How to implement a function declared by C in Wasmtime?

Hi, I'm trying to implement a function which is declared in test.c file like below in Wasmtime.

// test.c
extern void my_extern_fun();
int main(){
    my_extern_fun();
    return 0;
}

I'll use clang, llc, wasm-ld to compile test.c to test.wasm. And I hope I can make it work by wasmtime test.wasm instead of the errors like below.

Error: failed to run main module `./test.wasm`

Caused by:
    0: failed to instantiate "./test.wasm"
    1: unknown import: `env::my_extern_fun` has not been defined

Of course, I have to modify the source code of Wasmtime. But what troubles me is that how can I make it.

I have tried a lot of ways like adding a interface in the .witx file and implementing it, creating a crate which implement the function my_extern_fun and registering it in Store, adding the label extern "C" and #[no_mangle]. But none of them worked.

So, I'm wondering if anybody can offer any help.

You shouldn't be making any modifications to Wasmtime for this. Your error message is saying that you didn't provide the import for env::my_extern_fun() when you were instantiating the WebAssembly module.

This can be done via by passing a list of Externs (functions, static variables, etc.) to Instance::new(), but that's fairly low level, and using the wasmtime::Linker can save you from a bunch of hassle.

To show how it's done, here's the example from Linker::func_wrap() where they give the guest access to host::double(), host::log_i32(), and host::log_str().

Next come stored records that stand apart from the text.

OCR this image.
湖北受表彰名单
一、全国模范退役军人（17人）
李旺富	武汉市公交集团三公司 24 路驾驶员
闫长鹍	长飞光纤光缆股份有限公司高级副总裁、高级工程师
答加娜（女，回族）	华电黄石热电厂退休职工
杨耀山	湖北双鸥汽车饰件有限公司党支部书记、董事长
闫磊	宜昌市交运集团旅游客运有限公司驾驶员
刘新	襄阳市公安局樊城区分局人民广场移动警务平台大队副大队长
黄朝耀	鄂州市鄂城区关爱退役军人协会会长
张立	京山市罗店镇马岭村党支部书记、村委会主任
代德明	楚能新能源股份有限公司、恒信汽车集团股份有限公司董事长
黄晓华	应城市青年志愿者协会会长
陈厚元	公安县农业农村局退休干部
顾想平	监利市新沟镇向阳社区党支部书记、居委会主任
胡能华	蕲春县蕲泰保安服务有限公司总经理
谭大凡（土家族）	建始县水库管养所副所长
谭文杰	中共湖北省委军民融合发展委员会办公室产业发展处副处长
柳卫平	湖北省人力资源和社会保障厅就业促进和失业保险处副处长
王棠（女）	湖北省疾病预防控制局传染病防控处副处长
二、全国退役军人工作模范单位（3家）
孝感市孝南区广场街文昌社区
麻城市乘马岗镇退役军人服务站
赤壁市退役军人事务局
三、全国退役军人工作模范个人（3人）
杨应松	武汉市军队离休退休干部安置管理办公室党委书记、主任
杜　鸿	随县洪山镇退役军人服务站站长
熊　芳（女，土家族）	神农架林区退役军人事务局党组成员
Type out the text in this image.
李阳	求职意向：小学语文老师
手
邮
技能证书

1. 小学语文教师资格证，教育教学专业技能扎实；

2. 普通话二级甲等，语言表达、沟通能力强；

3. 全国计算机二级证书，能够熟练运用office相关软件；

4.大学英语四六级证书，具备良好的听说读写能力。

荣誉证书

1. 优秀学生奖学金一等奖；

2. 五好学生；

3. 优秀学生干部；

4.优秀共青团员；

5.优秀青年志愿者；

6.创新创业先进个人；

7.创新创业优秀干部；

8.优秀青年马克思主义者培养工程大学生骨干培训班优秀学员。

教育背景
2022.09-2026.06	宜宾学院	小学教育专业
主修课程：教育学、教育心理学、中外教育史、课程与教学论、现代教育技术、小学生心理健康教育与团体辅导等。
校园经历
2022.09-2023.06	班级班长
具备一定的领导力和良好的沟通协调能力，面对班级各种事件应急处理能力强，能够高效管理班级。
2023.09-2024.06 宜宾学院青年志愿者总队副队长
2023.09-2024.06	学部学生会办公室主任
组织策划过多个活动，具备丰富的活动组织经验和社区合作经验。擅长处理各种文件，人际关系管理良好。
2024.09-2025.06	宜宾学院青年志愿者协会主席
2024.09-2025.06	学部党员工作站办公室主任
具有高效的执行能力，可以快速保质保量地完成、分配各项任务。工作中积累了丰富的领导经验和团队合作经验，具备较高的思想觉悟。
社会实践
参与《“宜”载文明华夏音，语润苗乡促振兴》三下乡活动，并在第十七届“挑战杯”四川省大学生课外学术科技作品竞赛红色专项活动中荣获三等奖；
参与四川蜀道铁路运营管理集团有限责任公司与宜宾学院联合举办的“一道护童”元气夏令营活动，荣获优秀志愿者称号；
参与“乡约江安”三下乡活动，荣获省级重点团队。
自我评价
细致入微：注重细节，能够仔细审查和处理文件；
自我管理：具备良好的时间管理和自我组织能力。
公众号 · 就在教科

let mut linker = Linker::new(&engine);
linker.func_wrap("host", "double", |x: i32| x * 2)?;
linker.func_wrap("host", "log_i32", |x: i32| println!("{}", x))?;
linker.func_wrap("host", "log_str", |caller: Caller<'_, ()>, ptr: i32, len: i32| {
    // ...
})?;

let wat = r#"
    (module
        (import "host" "double" (func (param i32) (result i32)))
        (import "host" "log_i32" (func (param i32)))
        (import "host" "log_str" (func (param i32 i32)))
    )
"#;
let module = Module::new(&engine, wat)?;

// instantiate in multiple different stores
for _ in 0..10 {
    let mut store = Store::new(&engine, ());
    linker.instantiate(&mut store, &module)?;
}
3 Likes

Thanks! This really helps me. :smile:

To make it clearer to other developers, I'll show my code details below.

I add it here: wasmtime/run.rs at main · bytecodealliance/wasmtime · GitHub

// run.rs
// ...
let mut linker = Linker::new(&engine);
linker.allow_unknown_exports(self.allow_unknown_exports);

linker.func_wrap("env", "my_extern_fun", | | println!("call [my_extern_fun]"))?;

populate_with_wasi(
    &mut store,
// ...

And it works!

You might also want to look into the wit-bindgen project for automating this sort of thing.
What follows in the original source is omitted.